In a statement on the results, CommBank said its operating income improved 3.8% due to “volume growth in home lending, business lending and deposits”.
However, the group’s net interest margin fell 3 basis points to 2.11% due to higher wholesale funding costs and increased competition in home and business lending.
On a cash earnings basis, its return on equity stood at 16%, down from 16.5% a year earlier. Cash earnings per share were up to $5.75 per share from $5.55 in the 2016 financial year.
Over the year, CommBank provided $197bn in new lending to customers, including providing 330,000 home loans. Customer deposits made up 67% of the group’s total funding.
What CommBank said
Group chief executive Ian Narev said the full year results showed the role that CommBank had in the lives of Australian people and the national economy.
“Commonwealth Bank’s performance this year has again contributed to the financial wellbeing of our customers, shareholders, our people and the Australian economy. This is the result of our consistent focus on customer satisfaction, innovation and financial strength,” he said in a statement released to the Australian Securities Exchange (ASX).
“Headline indicators show that the Australian economy remains sound overall, albeit variable. However many households are concerned about job security, wages and the cost of living. Cyclical investment in mining and construction has underpinned our economy for some time. The next wave of more broad-based business investment that we need to secure jobs and lift wages is important.”
Looking forward, Narev called for continued work together so that the economy and businesses can keep growing.

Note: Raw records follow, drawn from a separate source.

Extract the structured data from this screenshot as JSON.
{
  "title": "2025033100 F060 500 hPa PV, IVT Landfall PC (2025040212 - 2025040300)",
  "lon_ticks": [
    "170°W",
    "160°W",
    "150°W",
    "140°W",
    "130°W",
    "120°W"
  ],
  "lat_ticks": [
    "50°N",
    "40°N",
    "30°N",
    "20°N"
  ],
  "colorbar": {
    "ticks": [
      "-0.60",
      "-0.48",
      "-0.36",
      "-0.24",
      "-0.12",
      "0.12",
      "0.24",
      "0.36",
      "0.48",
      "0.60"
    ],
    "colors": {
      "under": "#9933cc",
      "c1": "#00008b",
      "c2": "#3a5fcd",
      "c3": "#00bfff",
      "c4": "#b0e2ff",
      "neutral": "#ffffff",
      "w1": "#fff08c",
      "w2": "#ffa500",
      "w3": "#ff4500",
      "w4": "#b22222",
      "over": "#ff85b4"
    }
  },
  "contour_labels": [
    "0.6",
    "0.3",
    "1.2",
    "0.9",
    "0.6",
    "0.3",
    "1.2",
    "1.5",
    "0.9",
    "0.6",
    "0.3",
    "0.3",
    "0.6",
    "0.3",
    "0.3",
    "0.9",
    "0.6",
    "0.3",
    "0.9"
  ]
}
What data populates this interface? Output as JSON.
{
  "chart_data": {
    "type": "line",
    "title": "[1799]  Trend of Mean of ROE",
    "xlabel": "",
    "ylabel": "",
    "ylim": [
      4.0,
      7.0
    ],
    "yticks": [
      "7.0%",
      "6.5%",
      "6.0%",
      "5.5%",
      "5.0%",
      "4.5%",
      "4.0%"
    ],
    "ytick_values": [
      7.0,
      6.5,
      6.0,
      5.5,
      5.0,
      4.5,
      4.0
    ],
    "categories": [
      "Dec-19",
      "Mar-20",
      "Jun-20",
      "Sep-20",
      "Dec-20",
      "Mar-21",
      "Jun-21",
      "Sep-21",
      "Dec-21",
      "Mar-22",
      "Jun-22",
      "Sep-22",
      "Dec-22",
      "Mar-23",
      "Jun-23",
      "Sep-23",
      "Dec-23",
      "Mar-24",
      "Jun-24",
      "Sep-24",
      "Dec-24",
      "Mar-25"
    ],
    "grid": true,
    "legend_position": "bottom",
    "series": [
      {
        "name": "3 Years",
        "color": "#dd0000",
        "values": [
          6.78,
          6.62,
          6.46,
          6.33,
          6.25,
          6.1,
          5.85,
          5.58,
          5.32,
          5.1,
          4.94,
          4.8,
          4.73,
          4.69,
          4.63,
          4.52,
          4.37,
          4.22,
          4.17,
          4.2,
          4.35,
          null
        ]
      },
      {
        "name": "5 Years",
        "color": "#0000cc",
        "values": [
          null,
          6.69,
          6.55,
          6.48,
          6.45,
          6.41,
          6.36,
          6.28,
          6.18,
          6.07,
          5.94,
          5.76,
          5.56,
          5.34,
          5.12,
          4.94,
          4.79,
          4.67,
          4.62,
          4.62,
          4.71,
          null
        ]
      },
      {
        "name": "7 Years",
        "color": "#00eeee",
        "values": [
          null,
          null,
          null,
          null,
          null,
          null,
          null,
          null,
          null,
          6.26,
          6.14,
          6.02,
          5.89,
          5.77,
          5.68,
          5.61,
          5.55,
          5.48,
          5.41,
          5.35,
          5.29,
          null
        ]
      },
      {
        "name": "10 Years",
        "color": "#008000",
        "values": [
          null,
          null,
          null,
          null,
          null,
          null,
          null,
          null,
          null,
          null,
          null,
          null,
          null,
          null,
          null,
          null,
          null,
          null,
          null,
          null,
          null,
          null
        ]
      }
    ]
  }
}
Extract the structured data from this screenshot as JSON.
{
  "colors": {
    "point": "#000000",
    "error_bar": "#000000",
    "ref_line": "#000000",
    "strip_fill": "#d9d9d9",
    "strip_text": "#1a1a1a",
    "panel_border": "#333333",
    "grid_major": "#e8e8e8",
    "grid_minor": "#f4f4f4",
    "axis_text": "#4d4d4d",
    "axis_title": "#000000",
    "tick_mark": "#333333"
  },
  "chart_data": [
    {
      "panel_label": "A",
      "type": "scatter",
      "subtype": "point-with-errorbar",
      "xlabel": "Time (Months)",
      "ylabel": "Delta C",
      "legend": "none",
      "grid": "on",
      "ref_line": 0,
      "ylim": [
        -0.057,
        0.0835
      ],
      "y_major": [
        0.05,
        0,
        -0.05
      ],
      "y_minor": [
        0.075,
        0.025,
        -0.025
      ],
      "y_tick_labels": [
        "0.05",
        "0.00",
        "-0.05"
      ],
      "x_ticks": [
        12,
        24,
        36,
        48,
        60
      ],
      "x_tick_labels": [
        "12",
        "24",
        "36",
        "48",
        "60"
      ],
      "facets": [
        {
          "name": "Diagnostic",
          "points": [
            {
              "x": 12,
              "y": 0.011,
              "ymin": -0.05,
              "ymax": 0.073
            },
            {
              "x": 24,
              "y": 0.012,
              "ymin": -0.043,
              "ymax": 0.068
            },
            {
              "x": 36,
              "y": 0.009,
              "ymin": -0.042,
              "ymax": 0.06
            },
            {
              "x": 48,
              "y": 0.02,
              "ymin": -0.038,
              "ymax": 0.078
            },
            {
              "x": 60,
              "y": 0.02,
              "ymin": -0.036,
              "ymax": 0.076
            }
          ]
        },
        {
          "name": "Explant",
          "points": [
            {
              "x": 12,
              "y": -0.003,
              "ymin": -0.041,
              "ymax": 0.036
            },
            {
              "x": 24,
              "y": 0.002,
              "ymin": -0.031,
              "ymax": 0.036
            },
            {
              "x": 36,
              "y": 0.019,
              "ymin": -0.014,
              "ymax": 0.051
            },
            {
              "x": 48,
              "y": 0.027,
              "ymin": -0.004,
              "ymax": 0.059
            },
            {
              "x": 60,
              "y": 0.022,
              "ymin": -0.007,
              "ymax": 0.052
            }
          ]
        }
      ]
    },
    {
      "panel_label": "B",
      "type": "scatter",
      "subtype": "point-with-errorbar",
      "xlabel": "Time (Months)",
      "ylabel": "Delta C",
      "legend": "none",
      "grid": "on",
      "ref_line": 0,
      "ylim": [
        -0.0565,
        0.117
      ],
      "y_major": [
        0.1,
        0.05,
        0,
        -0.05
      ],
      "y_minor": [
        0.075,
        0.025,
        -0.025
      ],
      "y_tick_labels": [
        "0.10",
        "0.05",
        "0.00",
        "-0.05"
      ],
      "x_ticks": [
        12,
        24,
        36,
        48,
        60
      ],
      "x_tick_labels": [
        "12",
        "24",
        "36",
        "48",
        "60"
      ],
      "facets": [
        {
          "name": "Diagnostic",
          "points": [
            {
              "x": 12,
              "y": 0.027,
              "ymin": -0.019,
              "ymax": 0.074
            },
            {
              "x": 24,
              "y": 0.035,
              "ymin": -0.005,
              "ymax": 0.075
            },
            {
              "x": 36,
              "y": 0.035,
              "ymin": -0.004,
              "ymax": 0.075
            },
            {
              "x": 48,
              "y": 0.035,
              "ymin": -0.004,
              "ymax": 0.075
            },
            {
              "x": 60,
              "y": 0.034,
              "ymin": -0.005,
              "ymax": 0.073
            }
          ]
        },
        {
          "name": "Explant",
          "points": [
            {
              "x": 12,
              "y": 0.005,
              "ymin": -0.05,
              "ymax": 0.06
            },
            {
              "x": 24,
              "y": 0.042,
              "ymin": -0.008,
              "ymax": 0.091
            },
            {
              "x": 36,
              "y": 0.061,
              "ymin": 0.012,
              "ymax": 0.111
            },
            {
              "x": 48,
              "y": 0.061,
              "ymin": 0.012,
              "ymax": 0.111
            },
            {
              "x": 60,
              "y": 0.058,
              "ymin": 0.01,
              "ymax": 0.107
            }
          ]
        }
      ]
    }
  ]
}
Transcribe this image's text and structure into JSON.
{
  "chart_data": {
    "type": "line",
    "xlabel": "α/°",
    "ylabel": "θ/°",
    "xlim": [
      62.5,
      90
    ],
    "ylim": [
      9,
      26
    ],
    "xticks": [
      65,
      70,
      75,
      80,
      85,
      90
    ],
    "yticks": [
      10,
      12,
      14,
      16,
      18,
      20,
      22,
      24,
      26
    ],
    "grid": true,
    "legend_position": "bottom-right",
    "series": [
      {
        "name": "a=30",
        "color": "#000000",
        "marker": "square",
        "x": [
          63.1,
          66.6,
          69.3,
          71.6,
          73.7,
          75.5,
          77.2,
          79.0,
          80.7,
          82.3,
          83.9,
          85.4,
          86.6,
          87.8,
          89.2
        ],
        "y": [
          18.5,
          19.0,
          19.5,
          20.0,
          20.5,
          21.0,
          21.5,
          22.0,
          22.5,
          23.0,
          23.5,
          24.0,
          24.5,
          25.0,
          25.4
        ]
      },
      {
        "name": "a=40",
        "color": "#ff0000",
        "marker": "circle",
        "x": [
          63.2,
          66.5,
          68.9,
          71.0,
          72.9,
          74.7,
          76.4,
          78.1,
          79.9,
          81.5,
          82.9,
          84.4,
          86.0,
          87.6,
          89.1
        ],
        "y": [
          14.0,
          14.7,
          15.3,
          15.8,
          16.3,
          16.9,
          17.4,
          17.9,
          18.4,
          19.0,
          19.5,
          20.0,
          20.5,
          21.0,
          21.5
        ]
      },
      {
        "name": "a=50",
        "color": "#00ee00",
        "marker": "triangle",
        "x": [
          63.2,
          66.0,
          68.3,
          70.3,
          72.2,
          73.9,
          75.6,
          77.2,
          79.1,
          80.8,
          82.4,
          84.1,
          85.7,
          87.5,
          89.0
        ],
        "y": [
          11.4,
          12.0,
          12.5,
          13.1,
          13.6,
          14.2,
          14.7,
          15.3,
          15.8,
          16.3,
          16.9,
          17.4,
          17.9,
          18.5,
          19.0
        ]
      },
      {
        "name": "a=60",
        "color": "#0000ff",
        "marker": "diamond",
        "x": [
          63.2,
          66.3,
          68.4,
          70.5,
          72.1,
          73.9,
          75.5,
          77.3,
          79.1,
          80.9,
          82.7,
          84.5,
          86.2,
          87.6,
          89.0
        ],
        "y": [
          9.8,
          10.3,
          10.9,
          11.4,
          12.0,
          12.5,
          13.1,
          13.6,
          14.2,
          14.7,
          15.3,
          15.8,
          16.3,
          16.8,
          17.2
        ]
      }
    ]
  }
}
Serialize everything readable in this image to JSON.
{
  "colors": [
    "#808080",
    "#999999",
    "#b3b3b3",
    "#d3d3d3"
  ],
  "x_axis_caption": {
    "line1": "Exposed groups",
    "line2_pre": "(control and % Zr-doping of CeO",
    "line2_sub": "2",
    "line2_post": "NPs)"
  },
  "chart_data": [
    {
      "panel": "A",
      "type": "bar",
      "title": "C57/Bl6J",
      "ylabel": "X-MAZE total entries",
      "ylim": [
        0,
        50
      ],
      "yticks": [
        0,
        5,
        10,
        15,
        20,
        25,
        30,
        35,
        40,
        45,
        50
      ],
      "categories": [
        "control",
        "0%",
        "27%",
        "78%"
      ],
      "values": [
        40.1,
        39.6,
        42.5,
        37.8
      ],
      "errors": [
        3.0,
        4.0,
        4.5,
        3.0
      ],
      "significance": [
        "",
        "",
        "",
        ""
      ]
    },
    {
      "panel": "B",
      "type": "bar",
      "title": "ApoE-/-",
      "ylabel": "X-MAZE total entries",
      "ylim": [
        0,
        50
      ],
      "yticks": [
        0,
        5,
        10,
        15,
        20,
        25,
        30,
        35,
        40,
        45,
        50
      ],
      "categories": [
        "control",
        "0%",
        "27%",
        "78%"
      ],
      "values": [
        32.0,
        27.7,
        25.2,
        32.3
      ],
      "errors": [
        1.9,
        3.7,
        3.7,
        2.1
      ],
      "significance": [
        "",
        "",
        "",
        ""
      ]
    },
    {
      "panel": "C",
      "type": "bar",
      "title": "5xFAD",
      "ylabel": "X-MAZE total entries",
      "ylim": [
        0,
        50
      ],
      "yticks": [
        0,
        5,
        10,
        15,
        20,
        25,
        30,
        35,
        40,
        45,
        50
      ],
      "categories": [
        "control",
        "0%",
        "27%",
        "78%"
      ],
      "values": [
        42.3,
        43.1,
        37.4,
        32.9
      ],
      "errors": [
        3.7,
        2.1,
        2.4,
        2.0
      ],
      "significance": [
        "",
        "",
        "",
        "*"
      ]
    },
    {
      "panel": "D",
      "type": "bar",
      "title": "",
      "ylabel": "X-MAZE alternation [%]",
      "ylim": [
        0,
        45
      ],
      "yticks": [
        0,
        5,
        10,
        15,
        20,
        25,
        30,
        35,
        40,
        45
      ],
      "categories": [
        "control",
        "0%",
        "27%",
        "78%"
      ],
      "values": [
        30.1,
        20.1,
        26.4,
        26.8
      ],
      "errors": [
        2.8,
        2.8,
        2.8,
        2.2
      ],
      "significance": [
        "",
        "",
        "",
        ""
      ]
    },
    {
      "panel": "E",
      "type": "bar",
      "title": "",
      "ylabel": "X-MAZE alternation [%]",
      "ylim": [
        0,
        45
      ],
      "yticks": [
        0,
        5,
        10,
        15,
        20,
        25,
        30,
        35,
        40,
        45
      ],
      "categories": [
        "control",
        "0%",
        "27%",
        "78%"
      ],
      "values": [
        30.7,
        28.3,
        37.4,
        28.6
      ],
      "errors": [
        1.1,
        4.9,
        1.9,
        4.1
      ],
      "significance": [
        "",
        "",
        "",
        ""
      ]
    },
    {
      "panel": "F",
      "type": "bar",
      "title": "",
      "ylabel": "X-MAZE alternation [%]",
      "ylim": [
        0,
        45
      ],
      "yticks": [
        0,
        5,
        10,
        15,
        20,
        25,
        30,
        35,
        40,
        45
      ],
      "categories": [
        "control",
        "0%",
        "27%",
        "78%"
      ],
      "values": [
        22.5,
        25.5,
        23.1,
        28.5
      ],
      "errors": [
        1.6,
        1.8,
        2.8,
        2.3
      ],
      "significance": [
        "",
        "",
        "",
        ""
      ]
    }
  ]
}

“So all of us need to focus on working together to create an environment where businesses continue to invest to create rewarding jobs,” he said.
“For our part, we will continue to strengthen our balance sheet to ensure that we can support our customers through a variety of economic scenarios. We will also maintain our focus on our long term sources of competitive advantage in our customer base and in technology, while accelerating the focus on productivity that we need to remain competitive for the long term, and listening more to our community to strengthen trust.”
The bank said in the ASX statement it is in discussions with third parties regarding the potential sale of its life insurance businesses in Australia and New Zealand and that it would acquire the remaining 20% interest in Aussie Home Loans.
It added that the Group's Common Equity Tier 1 (CET1) ratio was 10.1%, below the Australian Prudential Regulation Authority's (APRA) 10.5% benchmark, but it maintained it would meet the requirement by the 1 January 2020 deadline.